Though the hardware is expensive, all software listed in this how-to is free, and most are open source. If you would like to see how fast your supercomputer would theoretically be, use this tool: http://hpl-calculator. sourceforge. net/

Choose a computer server chassis that maximizes space, cooling, and energy efficiency. Or you can utilize a dozen or so used, outdated servers - whose whole will outweigh the sum of their parts yet save you a sizable lump of cash. All processors, network adapters, and motherboards should be identical for the whole system to play together nicely. Of course, don’t forget about RAM and storage for each node and at least one optical drive for the head node.

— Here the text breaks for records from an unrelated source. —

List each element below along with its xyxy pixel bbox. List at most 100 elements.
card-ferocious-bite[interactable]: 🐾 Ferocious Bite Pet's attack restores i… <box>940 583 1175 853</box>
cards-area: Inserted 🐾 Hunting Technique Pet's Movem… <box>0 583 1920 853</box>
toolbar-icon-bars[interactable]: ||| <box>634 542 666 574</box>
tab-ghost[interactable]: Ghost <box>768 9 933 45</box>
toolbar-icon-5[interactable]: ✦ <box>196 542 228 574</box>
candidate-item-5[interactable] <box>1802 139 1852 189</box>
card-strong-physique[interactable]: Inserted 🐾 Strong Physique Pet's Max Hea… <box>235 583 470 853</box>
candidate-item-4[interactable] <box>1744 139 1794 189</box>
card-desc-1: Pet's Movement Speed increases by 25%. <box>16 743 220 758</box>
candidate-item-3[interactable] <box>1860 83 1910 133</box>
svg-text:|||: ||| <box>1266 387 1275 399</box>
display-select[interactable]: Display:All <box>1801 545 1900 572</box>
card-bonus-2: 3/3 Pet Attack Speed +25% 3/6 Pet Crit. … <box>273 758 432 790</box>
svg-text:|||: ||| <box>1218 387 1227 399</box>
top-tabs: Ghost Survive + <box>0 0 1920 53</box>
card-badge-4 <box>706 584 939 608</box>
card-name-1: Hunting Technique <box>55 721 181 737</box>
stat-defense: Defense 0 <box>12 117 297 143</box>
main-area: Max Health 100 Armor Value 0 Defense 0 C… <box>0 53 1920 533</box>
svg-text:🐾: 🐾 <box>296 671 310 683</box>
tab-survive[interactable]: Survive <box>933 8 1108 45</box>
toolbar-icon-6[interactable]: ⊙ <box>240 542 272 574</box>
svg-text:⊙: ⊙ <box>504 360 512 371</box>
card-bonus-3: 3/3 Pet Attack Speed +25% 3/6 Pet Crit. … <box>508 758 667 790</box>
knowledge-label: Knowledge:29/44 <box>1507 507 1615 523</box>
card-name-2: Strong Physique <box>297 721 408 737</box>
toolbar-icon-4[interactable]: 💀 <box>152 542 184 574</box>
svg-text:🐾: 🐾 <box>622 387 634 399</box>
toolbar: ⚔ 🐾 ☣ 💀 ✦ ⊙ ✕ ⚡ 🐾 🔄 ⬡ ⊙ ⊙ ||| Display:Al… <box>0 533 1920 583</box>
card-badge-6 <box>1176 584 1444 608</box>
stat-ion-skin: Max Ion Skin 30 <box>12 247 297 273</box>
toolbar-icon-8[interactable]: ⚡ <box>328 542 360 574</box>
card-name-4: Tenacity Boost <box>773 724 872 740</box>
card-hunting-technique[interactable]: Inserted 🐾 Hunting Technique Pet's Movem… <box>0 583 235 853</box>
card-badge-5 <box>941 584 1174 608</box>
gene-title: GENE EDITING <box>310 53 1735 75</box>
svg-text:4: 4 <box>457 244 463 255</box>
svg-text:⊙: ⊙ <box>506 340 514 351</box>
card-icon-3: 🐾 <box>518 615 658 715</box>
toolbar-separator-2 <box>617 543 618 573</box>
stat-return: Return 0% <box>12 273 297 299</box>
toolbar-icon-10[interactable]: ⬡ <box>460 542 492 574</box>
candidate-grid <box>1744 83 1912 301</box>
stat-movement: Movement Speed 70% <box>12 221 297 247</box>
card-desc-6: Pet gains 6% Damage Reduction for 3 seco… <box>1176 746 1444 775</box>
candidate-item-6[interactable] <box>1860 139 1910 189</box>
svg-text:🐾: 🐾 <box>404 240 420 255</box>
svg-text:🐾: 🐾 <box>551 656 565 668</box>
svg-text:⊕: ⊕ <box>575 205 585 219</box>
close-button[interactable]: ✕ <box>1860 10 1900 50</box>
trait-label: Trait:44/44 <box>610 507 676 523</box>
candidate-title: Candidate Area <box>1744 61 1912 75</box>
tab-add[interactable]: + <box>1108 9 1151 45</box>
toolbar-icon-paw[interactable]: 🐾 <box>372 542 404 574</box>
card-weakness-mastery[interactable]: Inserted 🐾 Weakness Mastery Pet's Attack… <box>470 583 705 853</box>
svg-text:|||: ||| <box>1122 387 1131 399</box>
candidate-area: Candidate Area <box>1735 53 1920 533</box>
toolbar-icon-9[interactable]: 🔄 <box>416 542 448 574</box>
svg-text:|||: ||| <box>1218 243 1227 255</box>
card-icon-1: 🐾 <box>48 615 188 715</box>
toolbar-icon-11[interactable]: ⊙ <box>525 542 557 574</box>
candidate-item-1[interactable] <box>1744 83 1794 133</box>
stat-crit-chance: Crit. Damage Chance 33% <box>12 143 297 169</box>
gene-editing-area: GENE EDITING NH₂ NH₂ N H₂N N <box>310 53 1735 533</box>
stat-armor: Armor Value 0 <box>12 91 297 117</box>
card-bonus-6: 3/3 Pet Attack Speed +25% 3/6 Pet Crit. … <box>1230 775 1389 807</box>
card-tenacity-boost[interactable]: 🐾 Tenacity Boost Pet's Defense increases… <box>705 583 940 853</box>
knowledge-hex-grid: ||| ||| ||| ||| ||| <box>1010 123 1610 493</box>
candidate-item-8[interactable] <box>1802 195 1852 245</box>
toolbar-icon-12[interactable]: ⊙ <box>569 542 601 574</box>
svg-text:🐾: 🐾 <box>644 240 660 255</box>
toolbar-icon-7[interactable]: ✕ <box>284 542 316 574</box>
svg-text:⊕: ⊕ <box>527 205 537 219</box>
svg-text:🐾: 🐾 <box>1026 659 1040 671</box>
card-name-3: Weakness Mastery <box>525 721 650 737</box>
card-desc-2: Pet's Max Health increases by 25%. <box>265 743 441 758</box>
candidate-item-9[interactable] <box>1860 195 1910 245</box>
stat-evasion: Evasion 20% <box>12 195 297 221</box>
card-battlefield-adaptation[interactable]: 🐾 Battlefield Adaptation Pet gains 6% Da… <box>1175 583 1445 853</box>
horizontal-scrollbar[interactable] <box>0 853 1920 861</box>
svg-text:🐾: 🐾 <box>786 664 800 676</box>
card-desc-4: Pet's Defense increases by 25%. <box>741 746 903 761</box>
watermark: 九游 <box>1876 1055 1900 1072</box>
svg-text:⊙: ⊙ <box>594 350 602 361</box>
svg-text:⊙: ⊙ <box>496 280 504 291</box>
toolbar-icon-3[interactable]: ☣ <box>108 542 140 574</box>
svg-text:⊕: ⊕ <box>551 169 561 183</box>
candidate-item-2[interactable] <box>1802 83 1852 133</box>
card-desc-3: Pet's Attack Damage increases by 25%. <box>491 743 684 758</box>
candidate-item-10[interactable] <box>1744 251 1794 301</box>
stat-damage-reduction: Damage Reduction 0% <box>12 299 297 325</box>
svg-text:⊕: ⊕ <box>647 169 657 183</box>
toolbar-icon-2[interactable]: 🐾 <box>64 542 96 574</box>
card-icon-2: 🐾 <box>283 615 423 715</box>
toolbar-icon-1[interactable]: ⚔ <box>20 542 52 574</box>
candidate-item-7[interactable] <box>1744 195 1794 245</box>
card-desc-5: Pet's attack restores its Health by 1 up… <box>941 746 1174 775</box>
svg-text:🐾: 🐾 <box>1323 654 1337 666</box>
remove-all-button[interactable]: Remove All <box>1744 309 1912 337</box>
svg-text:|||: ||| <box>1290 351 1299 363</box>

Begin with installing the latest version of the motherboard BIOS and firmware, which should be the same on all nodes. Install your preferred linux distro on each node, with a graphical UI for the head node. Popular choices include CentOS, OpenSuse, Scientific Linux, RedHat, and SLES. This author highly recommends using the Rocks Cluster Distribution. In addition to installing all the tools necessary for a compute cluster to function, Rocks uses a great method for ‘distributing’ many instances of itself to the nodes very quickly using PXE boot and the Red Hat ‘Kick Start’ procedure.

First you will need a portable bash management system, such as the Torque Resource Manager, which allows you to break-up and distribute tasks to multiple machines. Pair Torque with the Maui Cluster Scheduler to complete the setup. Next you will need to install the message passing interface, necessary for the individual processes on the separate compute nodes to share the same data. OpenMP is a no-brainer. Don’t forget the multi-threading math libraries and compilers to build your parallel computing programs. Did I mention that you should just install Rocks?

Use a private ethernet network to connect all the nodes in the cluster. The head node can also act as a NFS, PXE, DHCP, TFTP, and NTP server over the Ethernet network. You must separate this network from public networks, which ensures that broadcast packets don’t interfere with other networks in your LAN.

You must, of course, compile from source with all possible optimization options for your platform. For example, if using AMD CPUs, compile with Open64 with -0fast optimization level. Compare your results on TOP500. org to compare your cluster to the fastest 500 supercomputers in the world!